= Gordon Forlong =

Gordon Forlong (14 February 1819 – 30 August 1908) was a Scottish and New Zealand evangelist. He was also a lawyer, businessman, and farmer.

== Early life==
Born in Pollok Castle, Renfrewshire, Scotland, on 14 February 1819, the son of William Forlong, a merchant, Gordon Forlong was educated at Glasgow Grammar School. He went on to study at the University of Glasgow and the University of Edinburgh, where he graduated in law. He was admitted to the Bar around 1842 and practised as an advocate in Aberdeen.

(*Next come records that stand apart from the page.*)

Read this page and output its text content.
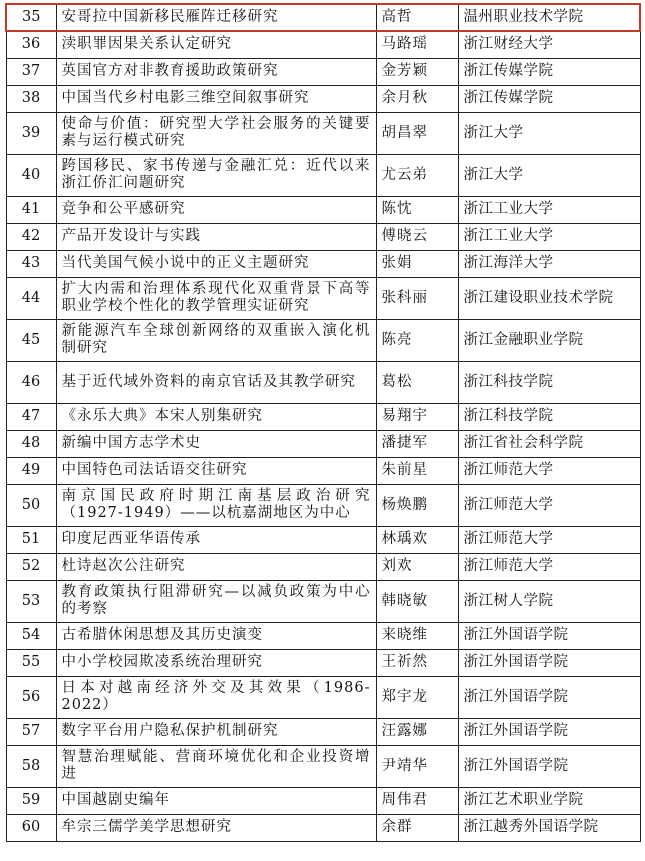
35	安哥拉中国新移民雁阵迁移研究	高哲	温州职业技术学院
36	渎职罪因果关系认定研究	马路瑶	浙江财经大学
37	英国官方对非教育援助政策研究	金芳颖	浙江传媒学院
38	中国当代乡村电影三维空间叙事研究	余月秋	浙江传媒学院
39	使命与价值：研究型大学社会服务的关键要素与运行模式研究	胡昌翠	浙江大学
40	跨国移民、家书传递与金融汇兑：近代以来浙江侨汇问题研究	尤云弟	浙江大学
41	竞争和公平感研究	陈忱	浙江工业大学
42	产品开发设计与实践	傅晓云	浙江工业大学
43	当代美国气候小说中的正义主题研究	张娟	浙江海洋大学
44	扩大内需和治理体系现代化双重背景下高等职业学校个性化的教学管理实证研究	张科丽	浙江建设职业技术学院
45	新能源汽车全球创新网络的双重嵌入演化机制研究	陈亮	浙江金融职业学院
46	基于近代域外资料的南京官话及其教学研究	葛松	浙江科技学院
47	《永乐大典》本宋人别集研究	易翔宇	浙江科技学院
48	新编中国方志学术史	潘捷军	浙江省社会科学院
49	中国特色司法话语交往研究	朱前星	浙江师范大学
50	南京国民政府时期江南基层政治研究（1927-1949）——以杭嘉湖地区为中心	杨焕鹏	浙江师范大学
51	印度尼西亚华语传承	林瑀欢	浙江师范大学
52	杜诗赵次公注研究	刘欢	浙江师范大学
53	教育政策执行阻滞研究—以减负政策为中心的考察	韩晓敏	浙江树人学院
54	古希腊休闲思想及其历史演变	来晓维	浙江外国语学院
55	中小学校园欺凌系统治理研究	王祈然	浙江外国语学院
56	日本对越南经济外交及其效果（1986-2022）	郑宇龙	浙江外国语学院
57	数字平台用户隐私保护机制研究	汪露娜	浙江外国语学院
58	智慧治理赋能、营商环境优化和企业投资增进	尹靖华	浙江外国语学院
59	中国越剧史编年	周伟君	浙江艺术职业学院
60	牟宗三儒学美学思想研究	余群	浙江越秀外国语学院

His education had made him a believer in deism, and he had earlier resisted the wishes of his great-uncle, Sir Robert Pollock, to become a minister in the Episcopal Church of Scotland, the Scottish branch of the Anglican Communion. While in London, however, Forlong was converted to Evangelical Christianity by a fellow-businessman.

On 15 January 1852 he married Laura Isabella Ansley of Bath, Somerset, in Margate, Kent. They had two daughters, Clara and Amy. Laura died in 1854, and Forlong remarried, on 9 June 1857, to Elizabeth Anna Houlton, in Paddington, London. They had 11 children.

After his conversion he began travelling widely as a lay preacher and evangelist, but returned to Scotland around 1859–60 and played a prominent role in the Second Great Awakening, which broke out in Scotland around that time. He controversially supported the idea that women were allowed to preach. He publicised the services by Jessie Macfarlane increasing her audiences in Edinburgh and Glasgow.

Forlong moved back to London around 1863, and around 1868 he founded Talbot Tabernacle in Notting Hill, where he remained until emigrating to New Zealand in 1876. A noted member of the congregation was Lord Congleton.

==New Zealand evangelist==
With his second wife and their children, Forlong departed for New Zealand in May 1876 and arrived in Wellington on 4 August. Forlong acquired a farm near Bulls in the Rangitikei district and began preaching in the Bulls Town Hall. From 1880 to 1883, he moved to Dunedin and held revival meetings at the Great King Street Congregational Church and in the Queen's Theatre. Returning to Rangitikei, he held meetings in collaboration with the Salvation Army. In 1887, he moved to nearby Whanganui, where in November 1894 Elizabeth died. Around 1905, Forlong relocated to Rongotea, where he died on 30 August 1908.

==Analysis==
Forlong was a religious fundamentalist who lived by the motto of "No compromise, no quarter, and no surrender." Mourners at his funeral eulogised him as "the last of the Puritans." In his associations, however, he was not denominationally partial. Although he played a pivotal role in founding what became the Open Brethren movement in New Zealand, and the Christian Brethren Church of New Zealand today remembers him as a pioneer, he disagreed with the insularity and isolationism of some of his fellow-Brethren and never committed himself exclusively to the Brethren movement. He preached in churches of different denominations, and was particularly supportive of the Salvation Army.